Ostrožno (/sl/; Forstwald or Ostroschno) is a former settlement in the City Municipality of Celje in northeastern Slovenia. It is now part of the city of Celje. The area is part of the traditional region of Styria. The municipality is now included in the Savinja Statistical Region.

==Geography==
Ostrožno is a scattered settlement northwest of the city center of Celje; most of the settlement is on a plain and part of it extends into rolling terrain to the north. The regulated course of Koprivnica Creek turns to the west at Ostrožno and flows south of the settlement. It is bordered by Babno to the southwest, Ložnica pri Celju to the south, and Lopata to the north. The soil has a high loam and clay content.

==Name==
The name Ostrožno, like related names (e.g., Ostrog and Ostrožno Brdo), is derived from the common noun ostrog 'settlement surround by a palisade', referring to the configuration of the settlement in the past.

==History==
Under the Counts of Celje in the 14th and 15th centuries, Ostrožno was part of the feudal forest extending to Celje. In the mid-18th century, excavations on Ostrožno Hill revealed medieval walls. Farming activity did not start in the village until the 18th century, and agriculture intensified after 1842, when the old feudal estate was divided.
Clay deposits in Ostrožno were exploited for brickmaking in the nineteenth century, when brick kilns were active for several decades.
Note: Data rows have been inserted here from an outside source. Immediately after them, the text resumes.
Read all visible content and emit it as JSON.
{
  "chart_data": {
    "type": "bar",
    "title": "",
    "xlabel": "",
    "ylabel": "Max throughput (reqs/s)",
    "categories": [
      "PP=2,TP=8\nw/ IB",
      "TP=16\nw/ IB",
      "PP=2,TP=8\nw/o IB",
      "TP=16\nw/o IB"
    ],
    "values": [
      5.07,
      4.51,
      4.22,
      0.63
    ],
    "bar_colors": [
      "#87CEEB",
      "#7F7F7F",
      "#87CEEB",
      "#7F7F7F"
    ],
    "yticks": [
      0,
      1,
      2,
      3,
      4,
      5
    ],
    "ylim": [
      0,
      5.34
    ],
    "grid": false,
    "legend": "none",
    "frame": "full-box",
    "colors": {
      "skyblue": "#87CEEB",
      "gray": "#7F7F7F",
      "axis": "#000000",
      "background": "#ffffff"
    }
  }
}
During the Second World War, members of the Vedenik family in the village were shot or sent to a concentration camp, where they died. This is now commemorated by a plaque at house no. 79 in the village. On September 18, 1952 Josip Broz Tito delivered a speech in a meadow at Ostrožno; in preparation for this event, high-quality road connections were built to the village.

Ostrožno was annexed by Celje in 1982, ending its existence as an independent settlement.